No entanto, como as eleições de 2014 devem ter demonstrado, as pessoas (até mesmo amigos próximos) são muito diferentes e possuem pontos de vista variados. É bem difícil encontrar uma opinião com a qual todos concordem. E, quando se encontra uma opinião desse tipo, o mais provável é que seja uma afirmação vaga, abstrata ou redundante. Às vezes, esse tipo de informação até parece fazer sentido, mas apenas porque cada pessoa a completa da maneira que achar melhor. Um exemplo é o texto dos horóscopos: quando um deles diz algo como “pessoas próximas a você podem dar conselhos preciosos”, é o próprio leitor que determina quem é essa pessoa e qual é esse conselho. E é altamente provável que o leitor vá receber algum conselho de uma pessoa próxima nesse dia, o que dá a impressão de que o horóscopo funciona.

Uma maneira simples de identificar que alguém está usando o senso comum para defender seus argumentos é observar se essa pessoa defende coisas que ninguém critica. Por exemplo, quando alguém diz que é a favor da paz, da vida e da liberdade. Ora, alguém pode ser contra esses valores? A impressão que se tem à primeira vista é a de que é impossível discordar do que a pessoa vai dizer. No entanto, as pessoas que usam esse tipo de discurso normalmente estão escondendo suas reais motivações. E essas motivações costumam envolver polêmica, ou seja, a defesa de ideias com as quais muitos não concordam.

Vamos a um caso prático: o movimento contra o aborto, nos Estados Unidos, é conhecido como “Pró-Vida”. A defesa da vida é uma posição praticamente inquestionável, usada para trazer mais credibilidade à tese que o movimento realmente quer defender: a proibição do aborto, considerado por eles um assassinato.
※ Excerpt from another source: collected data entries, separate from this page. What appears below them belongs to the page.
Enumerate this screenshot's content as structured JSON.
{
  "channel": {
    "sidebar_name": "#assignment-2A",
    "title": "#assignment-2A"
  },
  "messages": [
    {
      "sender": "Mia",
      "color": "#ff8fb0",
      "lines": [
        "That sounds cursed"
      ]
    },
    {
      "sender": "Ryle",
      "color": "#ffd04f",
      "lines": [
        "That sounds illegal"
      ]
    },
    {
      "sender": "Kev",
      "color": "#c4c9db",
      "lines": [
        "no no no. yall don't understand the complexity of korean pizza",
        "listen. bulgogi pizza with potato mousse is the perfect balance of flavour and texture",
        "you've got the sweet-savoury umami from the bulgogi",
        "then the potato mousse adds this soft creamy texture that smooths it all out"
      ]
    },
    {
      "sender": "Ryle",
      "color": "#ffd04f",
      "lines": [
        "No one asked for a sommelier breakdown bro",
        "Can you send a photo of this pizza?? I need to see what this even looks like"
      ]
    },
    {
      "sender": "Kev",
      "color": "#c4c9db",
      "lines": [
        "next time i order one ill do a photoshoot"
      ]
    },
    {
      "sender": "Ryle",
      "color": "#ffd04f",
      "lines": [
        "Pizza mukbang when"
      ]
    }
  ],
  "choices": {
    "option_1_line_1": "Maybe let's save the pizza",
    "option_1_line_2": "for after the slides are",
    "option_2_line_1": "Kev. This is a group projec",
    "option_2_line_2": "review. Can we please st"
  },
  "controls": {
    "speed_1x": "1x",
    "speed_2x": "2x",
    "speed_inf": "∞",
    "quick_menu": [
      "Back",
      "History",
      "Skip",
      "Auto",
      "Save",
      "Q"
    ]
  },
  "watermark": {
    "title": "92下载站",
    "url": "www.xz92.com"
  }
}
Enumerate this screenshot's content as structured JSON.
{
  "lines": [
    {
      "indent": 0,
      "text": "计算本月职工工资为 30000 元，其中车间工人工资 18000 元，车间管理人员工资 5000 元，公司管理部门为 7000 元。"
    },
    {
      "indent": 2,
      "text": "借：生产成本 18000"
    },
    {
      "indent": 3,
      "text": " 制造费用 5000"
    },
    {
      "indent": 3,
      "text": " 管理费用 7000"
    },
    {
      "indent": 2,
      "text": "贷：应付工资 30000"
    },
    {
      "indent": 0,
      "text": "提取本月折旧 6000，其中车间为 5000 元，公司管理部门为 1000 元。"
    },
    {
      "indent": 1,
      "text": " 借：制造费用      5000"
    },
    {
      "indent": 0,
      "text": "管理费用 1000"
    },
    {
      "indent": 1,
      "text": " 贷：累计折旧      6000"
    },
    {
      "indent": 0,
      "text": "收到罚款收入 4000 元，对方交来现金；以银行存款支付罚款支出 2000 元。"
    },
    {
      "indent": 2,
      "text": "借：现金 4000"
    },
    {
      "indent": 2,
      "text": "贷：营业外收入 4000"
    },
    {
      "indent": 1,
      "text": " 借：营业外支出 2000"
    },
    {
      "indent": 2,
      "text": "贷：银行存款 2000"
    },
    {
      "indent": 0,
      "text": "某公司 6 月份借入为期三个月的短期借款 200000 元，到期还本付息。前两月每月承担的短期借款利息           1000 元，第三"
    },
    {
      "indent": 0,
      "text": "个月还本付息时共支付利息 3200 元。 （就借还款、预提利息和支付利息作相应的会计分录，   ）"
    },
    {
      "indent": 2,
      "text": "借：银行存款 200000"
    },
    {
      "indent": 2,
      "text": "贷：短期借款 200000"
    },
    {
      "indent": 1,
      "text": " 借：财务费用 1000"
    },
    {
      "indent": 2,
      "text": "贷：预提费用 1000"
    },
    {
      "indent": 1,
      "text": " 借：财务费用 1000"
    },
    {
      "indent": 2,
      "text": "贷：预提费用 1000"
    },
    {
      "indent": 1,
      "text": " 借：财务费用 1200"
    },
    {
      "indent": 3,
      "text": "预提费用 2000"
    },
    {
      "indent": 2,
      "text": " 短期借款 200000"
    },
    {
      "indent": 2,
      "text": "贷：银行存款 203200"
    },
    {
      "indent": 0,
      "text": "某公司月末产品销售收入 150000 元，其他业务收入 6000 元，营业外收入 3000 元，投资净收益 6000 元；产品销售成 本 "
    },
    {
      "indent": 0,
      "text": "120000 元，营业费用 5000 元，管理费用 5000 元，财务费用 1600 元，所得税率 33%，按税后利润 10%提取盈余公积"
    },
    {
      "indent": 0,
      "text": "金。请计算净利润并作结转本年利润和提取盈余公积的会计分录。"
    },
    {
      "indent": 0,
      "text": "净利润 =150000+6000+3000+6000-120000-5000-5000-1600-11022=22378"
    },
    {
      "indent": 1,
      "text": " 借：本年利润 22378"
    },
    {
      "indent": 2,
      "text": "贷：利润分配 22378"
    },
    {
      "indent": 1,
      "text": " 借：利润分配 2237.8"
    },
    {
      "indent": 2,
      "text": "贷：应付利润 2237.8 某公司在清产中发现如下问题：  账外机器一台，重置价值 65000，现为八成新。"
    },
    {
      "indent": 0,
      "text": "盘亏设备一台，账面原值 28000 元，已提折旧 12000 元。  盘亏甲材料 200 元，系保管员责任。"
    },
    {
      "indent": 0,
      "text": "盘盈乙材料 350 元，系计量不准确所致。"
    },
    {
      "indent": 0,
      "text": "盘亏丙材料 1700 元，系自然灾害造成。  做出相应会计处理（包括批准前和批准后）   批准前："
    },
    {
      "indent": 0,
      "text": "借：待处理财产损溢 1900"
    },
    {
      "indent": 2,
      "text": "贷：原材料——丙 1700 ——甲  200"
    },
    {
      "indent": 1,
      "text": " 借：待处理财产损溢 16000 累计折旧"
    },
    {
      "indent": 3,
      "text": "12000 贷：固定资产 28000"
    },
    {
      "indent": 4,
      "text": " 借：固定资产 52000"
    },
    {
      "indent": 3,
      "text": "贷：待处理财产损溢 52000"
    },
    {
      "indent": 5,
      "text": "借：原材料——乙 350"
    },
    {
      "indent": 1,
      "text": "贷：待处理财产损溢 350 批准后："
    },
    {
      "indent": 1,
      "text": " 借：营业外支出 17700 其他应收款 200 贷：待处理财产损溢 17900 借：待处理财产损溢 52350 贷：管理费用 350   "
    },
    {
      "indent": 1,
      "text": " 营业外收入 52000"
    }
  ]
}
Da mesma maneira, o movimento que se opõe ao “Pró-Vida” é chamado de “Pró-Escolha”. Naturalmente, o nome, que remete à defesa da liberdade, serve para escamotear a verdadeira motivação do movimento, que é a preservação do direito ao aborto.

Outro exemplo: no Brasil, vemos muitos políticos se apresentando como “defensores da família”. Quando se vê um discurso desse tipo, a atitude mais racional é procurar as causas ocultas sob a motivação de nobreza aparentemente inquestionável. No nosso caso, o mais recorrente é que a defesa da família se traduza em combate aos direitos dos homossexuais (como os de casar ou adotar crianças).

Uma consequência muito negativa dessa estratégia de se esconder atrás de opiniões indiscutíveis é a divisão implícita do mundo em duas partes: para muitos críticos do aborto, por exemplo, só é possível estar do lado deles ou ser um assassino de bebês inocentes (é curioso notar, no entanto, que muitos opositores do aborto são também defensores da pena de morte); da mesma maneira, ao se denominar “pró-escolha”, o movimento que defende o direito ao aborto sugere que seus críticos são inimigos da liberdade. Mas nem mesmo o mais ferrenho defensor do direito ao aborto é favorável à liberdade absoluta.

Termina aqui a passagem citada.